Titel A longitudinal study on karate parallel punch and front kick biomechanics: performance indicators and the effect of training

Autor*innen Christian Mele, Jonathan Feng-Shun Lin, Claire Wei, Jan C.L Lau, Katja Mombaur

Beitrag in Journal of Martial Arts Research, 2026, Vol. 9, Article 63

Schlagworte Karate, expertise, observation, quantitative study, performance indicators, motor learning

Doi https://doi.org/10.25847/jomar.2026.63

Zitationsvorschlag

Mele, C., Lin, J. F.-S., Wei, C., Lau, J. C. L., & Mombaur, K. (2026).

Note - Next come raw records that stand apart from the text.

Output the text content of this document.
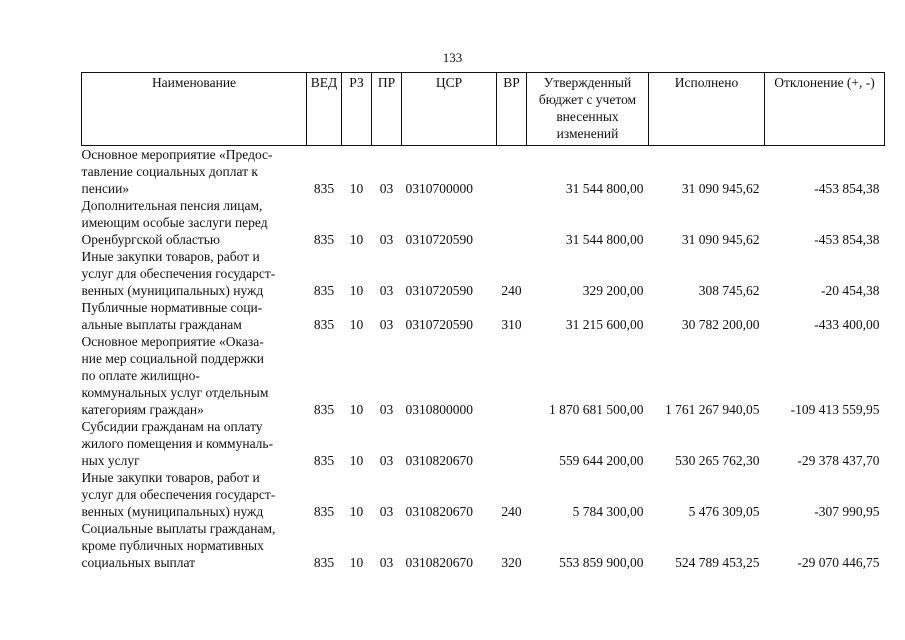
133
Наименование	ВЕД	РЗ	ПР	ЦСР	ВР	Утвержденный бюджет с учетом внесенных изменений	Исполнено	Отклонение (+, -)
Основное мероприятие «Предос-
тавление социальных доплат к
пенсии»	835	10	03	0310700000		31 544 800,00	31 090 945,62	-453 854,38
Дополнительная пенсия лицам,
имеющим особые заслуги перед
Оренбургской областью	835	10	03	0310720590		31 544 800,00	31 090 945,62	-453 854,38
Иные закупки товаров, работ и
услуг для обеспечения государст-
венных (муниципальных) нужд	835	10	03	0310720590	240	329 200,00	308 745,62	-20 454,38
Публичные нормативные соци-
альные выплаты гражданам	835	10	03	0310720590	310	31 215 600,00	30 782 200,00	-433 400,00
Основное мероприятие «Оказа-
ние мер социальной поддержки
по оплате жилищно-
коммунальных услуг отдельным
категориям граждан»	835	10	03	0310800000		1 870 681 500,00	1 761 267 940,05	-109 413 559,95
Субсидии гражданам на оплату
жилого помещения и коммуналь-
ных услуг	835	10	03	0310820670		559 644 200,00	530 265 762,30	-29 378 437,70
Иные закупки товаров, работ и
услуг для обеспечения государст-
венных (муниципальных) нужд	835	10	03	0310820670	240	5 784 300,00	5 476 309,05	-307 990,95
Социальные выплаты гражданам,
кроме публичных нормативных
социальных выплат	835	10	03	0310820670	320	553 859 900,00	524 789 453,25	-29 070 446,75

A longitudinal study on karate parallel punch and front kick biomechanics: performance indicators and the effect of training. Journal of Martial Arts Research, 9, Article 63. https://doi.org/10.25847/jomar.2026.63

Abstract

This study characterized biomechanical development during karate skill acquisition through longitudinal motion capture analysis. Four novices received weekly instruction from a black belt, nidan Goju-ryu instructor over four months. Motion data for parallel punch and front kick techniques were collected across 32 sessions and compared with expert performance. Expert motion demonstrated consistent signatures: two-phase velocity patterns (moderate approach followed by explosive impact), high repeatability (r > 0.85), and late-stage peak timing (85-90% of movement). Novices improved in trajectory consistency, peak velocity magnitude, and movement repeatability over four months. However, the two-phase velocity profile, sharp acceleration patterns, and precise timing developed slowly. Front kicks were easier to learn than punches, showing higher expert correlations. Positional accuracy was less critical than velocity/acceleration patterns for technique effectiveness. Findings reveal differential learning rates across biomechanical features, with force timing acquisition lagging behind force magnitude development.